"Je propose de baisser fortement
les taux d'imposition d'impôt sur le revenu"

Alain Madelin La Provence 8 avril 2002

René Jauffret : Vous proposez que l'Etat se recentre sur ses seules fonctions régaliennes que sont pour vous la sécurité intérieure et extérieure et la justice. Voulez-vous privatiser totalement ou partiellement, la santé, l'éducation... Quelles seront les conséquences de ces privatisations sur l'économie française ?
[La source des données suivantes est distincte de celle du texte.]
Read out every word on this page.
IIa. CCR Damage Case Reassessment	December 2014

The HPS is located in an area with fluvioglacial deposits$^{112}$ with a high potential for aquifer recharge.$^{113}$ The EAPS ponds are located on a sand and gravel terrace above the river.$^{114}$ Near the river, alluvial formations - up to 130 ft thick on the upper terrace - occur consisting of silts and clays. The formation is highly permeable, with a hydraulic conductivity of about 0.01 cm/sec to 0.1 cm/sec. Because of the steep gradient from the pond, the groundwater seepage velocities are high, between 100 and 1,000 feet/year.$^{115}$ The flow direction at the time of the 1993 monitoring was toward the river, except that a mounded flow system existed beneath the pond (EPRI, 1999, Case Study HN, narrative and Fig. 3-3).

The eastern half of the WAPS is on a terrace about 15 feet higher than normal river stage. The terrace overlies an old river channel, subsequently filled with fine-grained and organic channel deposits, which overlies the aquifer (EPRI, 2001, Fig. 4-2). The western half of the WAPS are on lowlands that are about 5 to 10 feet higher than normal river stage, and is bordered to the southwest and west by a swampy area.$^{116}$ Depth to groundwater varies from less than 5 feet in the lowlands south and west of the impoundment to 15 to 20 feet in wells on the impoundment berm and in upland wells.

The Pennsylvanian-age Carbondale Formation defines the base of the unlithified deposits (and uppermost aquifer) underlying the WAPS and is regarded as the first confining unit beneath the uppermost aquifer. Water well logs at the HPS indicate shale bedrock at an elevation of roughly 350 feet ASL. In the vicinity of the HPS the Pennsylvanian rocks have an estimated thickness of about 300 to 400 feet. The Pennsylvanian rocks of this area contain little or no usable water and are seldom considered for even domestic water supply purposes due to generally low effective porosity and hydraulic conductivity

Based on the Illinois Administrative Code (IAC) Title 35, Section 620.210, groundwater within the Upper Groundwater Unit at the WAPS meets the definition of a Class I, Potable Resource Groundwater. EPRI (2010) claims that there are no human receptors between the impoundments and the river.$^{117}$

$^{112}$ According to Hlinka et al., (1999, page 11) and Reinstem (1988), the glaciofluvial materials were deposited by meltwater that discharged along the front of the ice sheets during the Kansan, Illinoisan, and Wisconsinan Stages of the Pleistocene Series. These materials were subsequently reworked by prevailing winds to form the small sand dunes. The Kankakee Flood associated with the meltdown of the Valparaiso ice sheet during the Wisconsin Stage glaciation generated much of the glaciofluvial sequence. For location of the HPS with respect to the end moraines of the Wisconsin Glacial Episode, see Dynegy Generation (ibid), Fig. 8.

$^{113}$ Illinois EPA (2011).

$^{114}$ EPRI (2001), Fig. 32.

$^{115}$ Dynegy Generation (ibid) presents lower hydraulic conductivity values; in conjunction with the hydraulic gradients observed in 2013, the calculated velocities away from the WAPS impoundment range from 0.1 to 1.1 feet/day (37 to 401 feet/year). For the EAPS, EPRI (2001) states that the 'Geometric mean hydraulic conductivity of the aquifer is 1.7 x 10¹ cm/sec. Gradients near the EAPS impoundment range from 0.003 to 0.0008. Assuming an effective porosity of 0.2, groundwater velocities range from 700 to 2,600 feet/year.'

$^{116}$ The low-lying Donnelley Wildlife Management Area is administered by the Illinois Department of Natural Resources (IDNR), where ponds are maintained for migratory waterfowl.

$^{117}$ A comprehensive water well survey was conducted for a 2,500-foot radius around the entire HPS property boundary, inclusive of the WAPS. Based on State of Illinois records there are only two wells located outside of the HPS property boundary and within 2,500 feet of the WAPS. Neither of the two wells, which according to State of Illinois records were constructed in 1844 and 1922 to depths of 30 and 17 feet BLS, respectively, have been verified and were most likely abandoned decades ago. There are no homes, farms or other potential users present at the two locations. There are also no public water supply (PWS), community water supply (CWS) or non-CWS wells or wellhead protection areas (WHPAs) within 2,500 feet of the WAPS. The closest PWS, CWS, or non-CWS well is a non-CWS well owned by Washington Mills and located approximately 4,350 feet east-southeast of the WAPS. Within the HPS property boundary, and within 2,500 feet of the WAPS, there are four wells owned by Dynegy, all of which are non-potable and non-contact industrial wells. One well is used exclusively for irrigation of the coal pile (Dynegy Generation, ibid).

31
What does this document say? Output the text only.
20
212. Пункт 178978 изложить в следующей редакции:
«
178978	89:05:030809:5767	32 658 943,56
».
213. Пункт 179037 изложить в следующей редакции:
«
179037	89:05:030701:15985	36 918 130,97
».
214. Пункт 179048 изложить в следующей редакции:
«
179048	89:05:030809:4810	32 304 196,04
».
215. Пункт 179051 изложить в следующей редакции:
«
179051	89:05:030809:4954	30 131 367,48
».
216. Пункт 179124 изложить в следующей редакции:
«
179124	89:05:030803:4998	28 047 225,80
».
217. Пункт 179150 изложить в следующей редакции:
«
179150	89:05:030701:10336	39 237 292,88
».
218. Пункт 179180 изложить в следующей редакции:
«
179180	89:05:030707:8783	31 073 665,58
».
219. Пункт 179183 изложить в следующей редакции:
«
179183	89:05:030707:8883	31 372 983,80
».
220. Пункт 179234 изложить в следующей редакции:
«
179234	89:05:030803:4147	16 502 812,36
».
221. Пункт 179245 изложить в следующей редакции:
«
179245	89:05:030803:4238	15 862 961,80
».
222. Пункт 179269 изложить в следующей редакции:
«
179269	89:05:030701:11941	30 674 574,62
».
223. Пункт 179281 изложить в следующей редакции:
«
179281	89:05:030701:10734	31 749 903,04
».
Alain Madelin : Votre formulation n'est pas tout à fait ce que je souhaite ni ce que je dis. Je pense que nous avons un Etat trop lourd, trop centralisé, trop coûteux par rapport à nos partenaires et que cela constitue des semelles de plomb à l'initiative, à l'innovation, à la créativité. Nous avons un chômage persistant, des millions de Français encore enfermés dans l'assistance et dans la dépendance. Si l'on compare le poids de l'Etat par rapport à nos partenaires, nous avons quatre à cinq points de richesse nationale en plus consacrée au fonctionnement de l'Etat. Je veux recentrer l'Etat sur ses missions essentielles. Je propose ce qui s'appelle le principe de subsidiarité dans la Constitution. Tout ce que les citoyens, les associations, les entreprises ou les collectivités peuvent faire, il faut leur laisser faire. L'Etat ne doit faire que ce qui peut être mieux fait à son niveau. Quand on voit à Barcelone, main dans la main, Jospin et Chirac aller défendre le monopole électrique français et refuser l'ouverture à la concurrence. Ils savent pourtant très bien que ce sont des combats d'arrière-garde. Mais d'un autre côté l'Etat a un rôle fondamental dans l'éducation. Pour les transports c'est l'Europe qui a permis l'installation d'un processus de mise en concurrence. enfin je n'ai jamais proposé la privatisation du système de santé. Je propose des délégations de gestion du service public de la santé avec des caisses régionales autonomes ou des mutuelles ou des assurances responsables au premier franc.

René Jauffret : Comment on pourra rendre plus souple les 35 heures, cet horaire imposé, sans supprimer les allégements de charges dont ont bénéficié les entreprises ?

Alain Madelin : Les 35 heures, c'est une histoire qui m'embarrasse car je pense que c'est une vision totalement archaïque de l'économie. Cette approche hebdomadaire du travail correspond beaucoup plus à l'économie du passé qu'à l'économie nouvelle qui est en train de se construire. L'idée de la durée légale du travail est pour moi une durée qui m'est étrangère. Je suis pour la révolution du temps libéré, du temps choisi. Je veux pouvoir travailler plus ou travailler moins. Au nom de quoi un homme politique peut-il interdire à quelqu'un de travailler plus? C'est important les heures supplémentaires, pour beaucoup de familles, c'est le moyen de payer les traites du pavillon. Je veux rendre aux contrats la définition de la durée du travail. Faire des lois valables pour tous d'un bout à l'autre du territoire mais ensuite faire du sur mesure, c'est l'enjeu de la refondation sociale.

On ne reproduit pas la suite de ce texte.